The article talks to a number of developers who have had it tough trying to sell games on the app store, where indies like Jeffrey Lim and Paul Johnson revel in the pity of their sob-stories for getting games out onto the mobile marketplace. Lim and Johnson aren't the only ones, though, you can talk to just about any indie dev making mobile titles and hear a similar story, from Nautilus to Kaveluza, the name and situation may change but the results are all the same: the mobile marketplace is flooded with apps, competition is stiff and profits are slim.

Of course, there are those who disagree with this assessment – there are those who feel as if strong-arming the mobile demographic with insouciant restraint in marketing and sometimes paid-for reviews, can help them get their game to succeed where others have failed.

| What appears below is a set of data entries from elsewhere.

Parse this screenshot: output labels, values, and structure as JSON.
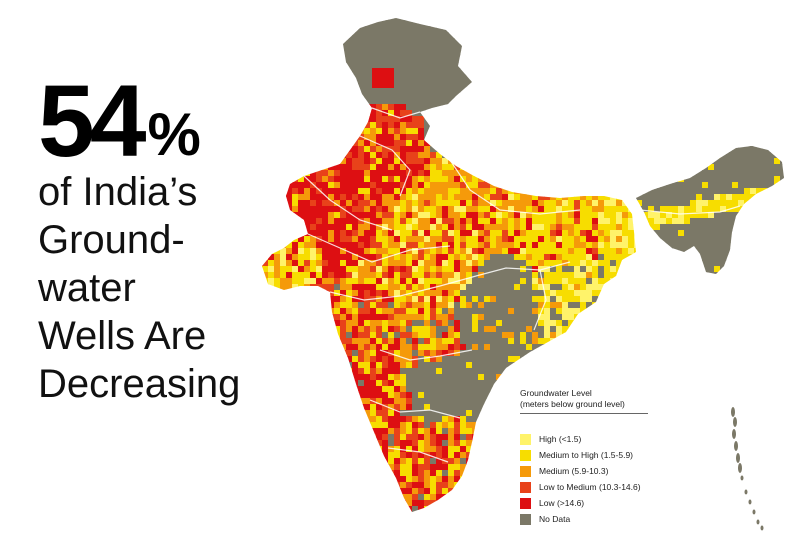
{
  "headline": {
    "number": "54",
    "percent": "%",
    "lines": [
      "of India’s",
      "Ground-",
      "water",
      "Wells Are",
      "Decreasing"
    ]
  },
  "legend": {
    "title_line1": "Groundwater Level",
    "title_line2": "(meters below ground level)",
    "items": [
      {
        "label": "High (<1.5)",
        "color": "#fff36a"
      },
      {
        "label": "Medium to High (1.5-5.9)",
        "color": "#f7dd00"
      },
      {
        "label": "Medium (5.9-10.3)",
        "color": "#f59a0a"
      },
      {
        "label": "Low to Medium (10.3-14.6)",
        "color": "#e8421a"
      },
      {
        "label": "Low (>14.6)",
        "color": "#dd0f12"
      },
      {
        "label": "No Data",
        "color": "#7b7867"
      }
    ]
  },
  "map": {
    "no_data_color": "#7b7867",
    "boundary_color": "#ffffff"
  }
}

Chillingo COO Ed Rumley paints a different picture of the mobile space, one of an embittered and grizzled consumer, wiping away the grime and dirt of fetid software apps and poorly designed mechanics off their machines as they seek higher quality, longer lasting experiences, saying...
"The number of games being submitted is growing, as is the number of developers contacting us. I'm not sure if some are being scared away, but we know from experience that some developers underestimate the time and quality it takes to make it in mobile now. Consumers are a savvy bunch and spot second rate games a mile off. You can't just knock something together in your spare time, upload it and wait for the money to roll in anymore,”

In other words, you can't do in mobile what you can now do with Steam, which is basically: Make your game, make sure it's good, submit it to Steam Greenlight for $100 and then wait and watch as the audience and community build. Like the old saying goes from a movie I've never seen: If you make it good, they will come.